Pase, siéntase cómodo. Sí, ese cuadro es un Magritte. ¿Lo conoce? Me inquieta un tanto cómo pinta de cuerpo entero al hombre de traje y bombín, pero le tapa el rostro con la manzana verde. ¿Quiere un puro? No, no me ofendo, está bien. Yo fumaré uno si no le molesta. Pero qué le puedo ofrecer. A ver, ¿le gusta el coñac? Este es bueno. Aquí tiene.
Vea usted, en cierto modo yo soy un artista, soy un gran observador. Tengo debilidad por los rostros, las narices aguileñas, las orejas pegadas, los mentones viriles. Estudio las líneas de expresión en la cara de todos. Tengo talento para ello.
El hijo del hombre fue mi primer objeto de arte. Volverme coleccionista cambió mi vida, en efecto. Me hizo notar que cada objeto de arte es único, igual que un rostro. Y si el objeto es bello, puede volverse muy preciado, deseado aún más que un encuentro sexual con una mujer apasionada. Esta idea me llevó a otra. ¿Más coñac?
En una fiesta, conocí al guitarrista de cierta banda de rock. Tenía cabello brillante y largo hasta los hombros que le daba un aspecto salvaje, de oveja descarriada. Más tarde lo invité a tomar unas cervezas en mi casa. Él aceptó. Después de dos o tres botellas, le hice una

propuesta.

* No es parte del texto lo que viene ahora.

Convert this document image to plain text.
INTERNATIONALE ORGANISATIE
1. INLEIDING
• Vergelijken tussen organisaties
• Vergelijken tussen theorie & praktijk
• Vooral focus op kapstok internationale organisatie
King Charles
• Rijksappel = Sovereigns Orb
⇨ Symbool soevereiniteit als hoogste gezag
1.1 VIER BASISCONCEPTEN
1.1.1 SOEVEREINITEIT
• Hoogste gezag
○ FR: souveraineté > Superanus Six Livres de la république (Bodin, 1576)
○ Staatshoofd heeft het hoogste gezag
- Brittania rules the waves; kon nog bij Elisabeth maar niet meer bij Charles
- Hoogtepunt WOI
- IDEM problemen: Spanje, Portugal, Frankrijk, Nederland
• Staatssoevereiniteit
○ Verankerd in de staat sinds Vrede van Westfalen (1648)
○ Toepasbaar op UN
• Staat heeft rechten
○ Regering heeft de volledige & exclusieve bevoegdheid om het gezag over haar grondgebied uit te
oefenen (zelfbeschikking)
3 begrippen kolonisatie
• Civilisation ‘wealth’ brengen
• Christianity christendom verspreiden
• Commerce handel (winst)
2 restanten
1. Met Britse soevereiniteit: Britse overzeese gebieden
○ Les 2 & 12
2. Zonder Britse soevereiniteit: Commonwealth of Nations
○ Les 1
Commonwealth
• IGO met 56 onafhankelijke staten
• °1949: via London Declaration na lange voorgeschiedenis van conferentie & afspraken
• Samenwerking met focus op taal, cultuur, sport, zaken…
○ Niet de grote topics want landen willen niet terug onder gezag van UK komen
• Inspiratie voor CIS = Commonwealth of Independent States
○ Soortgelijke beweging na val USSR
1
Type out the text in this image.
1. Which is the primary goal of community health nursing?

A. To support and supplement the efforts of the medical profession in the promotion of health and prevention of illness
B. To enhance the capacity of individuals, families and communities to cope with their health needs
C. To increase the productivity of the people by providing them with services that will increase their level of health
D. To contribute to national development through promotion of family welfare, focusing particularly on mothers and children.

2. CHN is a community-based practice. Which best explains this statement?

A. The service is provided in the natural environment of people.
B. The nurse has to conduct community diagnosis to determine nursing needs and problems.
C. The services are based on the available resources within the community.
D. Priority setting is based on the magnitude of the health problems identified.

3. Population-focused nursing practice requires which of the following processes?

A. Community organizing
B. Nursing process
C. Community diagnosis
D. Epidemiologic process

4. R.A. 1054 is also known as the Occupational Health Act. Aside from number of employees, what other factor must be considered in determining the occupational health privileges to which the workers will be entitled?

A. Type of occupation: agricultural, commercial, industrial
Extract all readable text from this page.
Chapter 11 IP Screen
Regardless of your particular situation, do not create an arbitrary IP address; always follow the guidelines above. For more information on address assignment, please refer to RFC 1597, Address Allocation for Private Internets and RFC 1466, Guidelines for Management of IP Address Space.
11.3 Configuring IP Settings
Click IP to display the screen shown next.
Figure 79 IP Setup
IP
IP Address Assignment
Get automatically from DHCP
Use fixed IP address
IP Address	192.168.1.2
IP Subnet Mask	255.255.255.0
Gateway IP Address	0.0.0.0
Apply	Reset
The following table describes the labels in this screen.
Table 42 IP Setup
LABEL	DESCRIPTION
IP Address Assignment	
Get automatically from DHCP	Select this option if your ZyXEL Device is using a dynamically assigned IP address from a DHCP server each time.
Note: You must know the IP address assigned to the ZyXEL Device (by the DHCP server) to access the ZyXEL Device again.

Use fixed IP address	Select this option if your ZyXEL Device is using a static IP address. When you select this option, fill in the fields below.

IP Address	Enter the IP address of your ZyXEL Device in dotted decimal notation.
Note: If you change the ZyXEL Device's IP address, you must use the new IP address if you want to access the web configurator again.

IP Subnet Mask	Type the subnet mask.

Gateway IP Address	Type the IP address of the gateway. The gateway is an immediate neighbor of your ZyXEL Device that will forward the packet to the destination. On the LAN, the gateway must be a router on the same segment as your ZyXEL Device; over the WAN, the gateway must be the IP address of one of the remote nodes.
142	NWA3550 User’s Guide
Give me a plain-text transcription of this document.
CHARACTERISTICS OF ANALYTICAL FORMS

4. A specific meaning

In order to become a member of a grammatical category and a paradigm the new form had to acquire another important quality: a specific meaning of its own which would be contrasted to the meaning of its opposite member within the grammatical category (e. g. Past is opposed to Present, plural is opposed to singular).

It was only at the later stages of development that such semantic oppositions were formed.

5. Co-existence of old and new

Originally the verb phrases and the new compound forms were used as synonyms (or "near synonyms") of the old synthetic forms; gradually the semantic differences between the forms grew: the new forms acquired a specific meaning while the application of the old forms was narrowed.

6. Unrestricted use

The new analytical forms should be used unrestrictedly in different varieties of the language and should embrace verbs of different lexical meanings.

Le ofrecí un millón de dólares por su melena. A él le pareció gracioso y, por seguirme la corriente, dijo que sí. Hicimos trato, claro. ¿No ve…?
Pero no quiero hacerle perder el tiempo con mis recuerdos. Como le dije por teléfono, quería plantearle un negocio muy interesante. Me interesa su nariz. El mundo ha contado, como mucho, con un par de narices como la suya. ¡Tiene un corte, un perfil! Es usted un privilegiado. Es una nariz sugerente, atractiva, masculina. Dígame un precio por ella, le doy lo que quiera.
¿Ha visto? Es muy bueno el coñac, es exquisito. Sírvase otra copa, buen amigo, y piénselo. Mientras tanto yo fumo otro puro. Qué tarde apacible. ¿La verdad? Me alegra que haya venido. Quédese un rato más conmigo. Verá cómo cae la luz. Es fantástico cómo juega el fin del día con los colores del vitral. No hay nada como la muerte anónima del día. Mira uno los jardines y se queda extasiado. ¿Y qué me dice, acepta? El precio lo pone usted. Anímese, varón, pida lo que quiera.